Mientras miraba aquel paisaje en la interminable cola para surtir mi carro de combustible pude ver un mendigo con tapaboca caminando por entre los rayanos de ese lejano fenómeno de color aditivo que bordea la pared y colinda con el río. Recordé que ese entorno ha sido testigo y contexto de rancherías y comunidades aledañas, espacios donde los marginales y exiliados de la ilusión progresista hacen vida. Dicen que tiene fauna y flora propias. Hay garzas, crustáceos, peces… Desde hace unos veinte años se desarrolla, en algunos lugares especiales de sus contaminadas aguas, el trabajo de la minería. Grupos especializados recolectan por entre las silenciosas y marrones orlas del hinchado afluente, cualquier joya, reloj o prenda de oro que se le haya caído a alguna descuidada señora por el retrete. En los linderos arbitrales de la materia y vista la polémica desde esta perspectiva, pareciera muy difícil rebatir a Marta. El 2001 llegó y el 2004 y también el 2020 con sus dos sendas décadas de totalitarismo, destrucción y barbarie.

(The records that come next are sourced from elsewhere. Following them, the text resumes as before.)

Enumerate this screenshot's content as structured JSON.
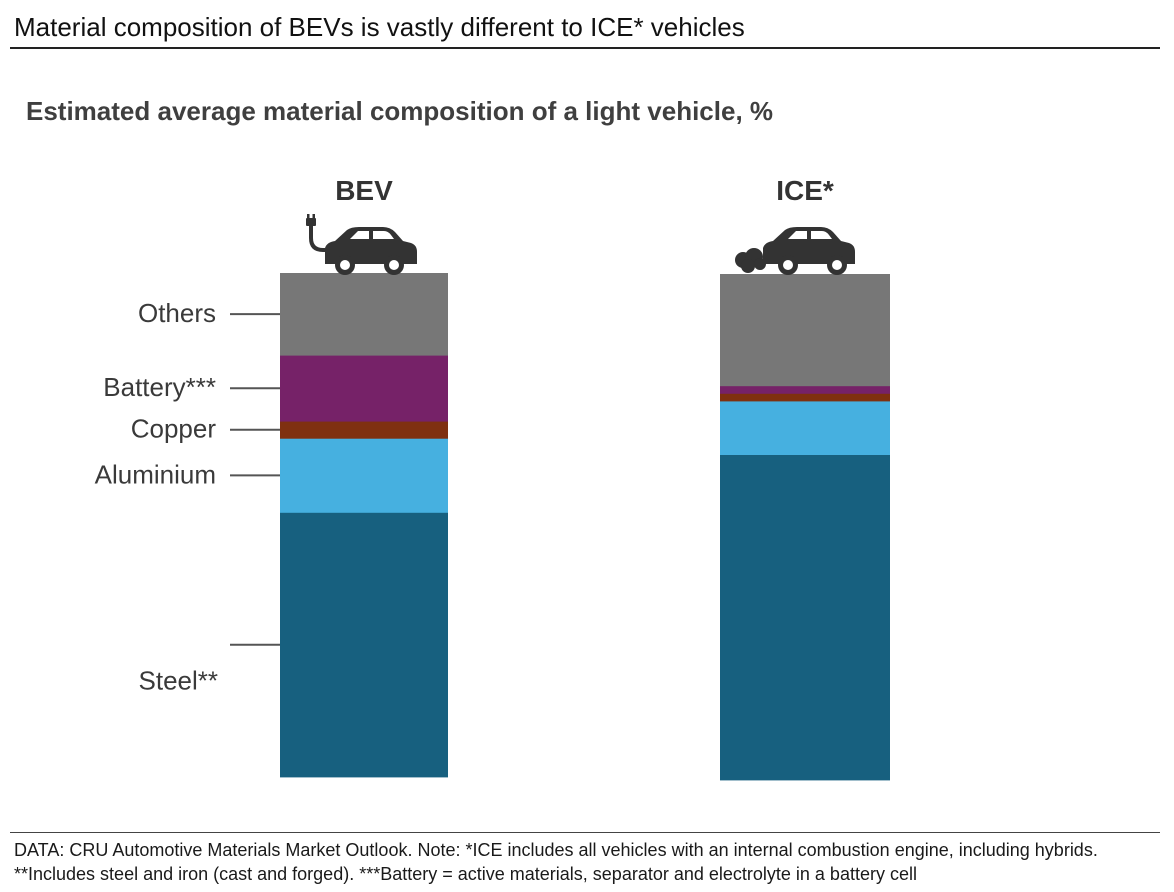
{
  "header": {
    "headline": "Material composition of BEVs is vastly different to ICE* vehicles",
    "subtitle": "Estimated average material composition of a light vehicle, %"
  },
  "chart_data": {
    "type": "stacked-bar",
    "categories": [
      "BEV",
      "ICE*"
    ],
    "stack_order_bottom_to_top": [
      "Steel**",
      "Aluminium",
      "Copper",
      "Battery***",
      "Others"
    ],
    "series": [
      {
        "name": "Steel**",
        "color": "#17607f",
        "values": [
          52.5,
          64.3
        ]
      },
      {
        "name": "Aluminium",
        "color": "#46b0e0",
        "values": [
          14.7,
          10.6
        ]
      },
      {
        "name": "Copper",
        "color": "#7f3010",
        "values": [
          3.4,
          1.5
        ]
      },
      {
        "name": "Battery***",
        "color": "#762268",
        "values": [
          13.1,
          1.5
        ]
      },
      {
        "name": "Others",
        "color": "#777777",
        "values": [
          16.3,
          22.1
        ]
      }
    ],
    "labels_side": "left of BEV bar",
    "ylim": [
      0,
      100
    ],
    "icons": [
      "electric-car-icon",
      "combustion-car-icon"
    ]
  },
  "footer": {
    "note": "DATA: CRU Automotive Materials Market Outlook. Note: *ICE includes all vehicles with an internal combustion engine, including hybrids. **Includes steel and iron (cast and forged). ***Battery = active materials, separator and electrolyte in a battery cell"
  }
}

Ese día seguí observando. Avancé en la cola. Me quité el tapabocas para tomar agua. Por un instante pensé que tal vez la autenticidad de nuestro signo estaba allí, en el surgimiento paralelo de esa ilusión perenne de progreso frente a los avatares de la pobreza más extrema. Todos los textos de Marta Traba me estallaron en la cara y los dos bordes se rozaron, el acontecimiento de los planos aditivos estaba entrando en juego, el mural frente al río, las historias de ambos, los sonidos de todas las variables que a través del tiempo los han nombrado: textos, ejercicios, logros, fracturas, voces, desapariciones, vidas, desastres inigualables. Todos los sucesos irradiaron sus contenidos para levantar una tercera línea, franja aditiva que apareció impalpable, virtual, insidiosa y feroz. Allí estaban: las vetas de esas ruinas transversales que nos surcan, cada vez más oscuras, espinosas y amalgamadas.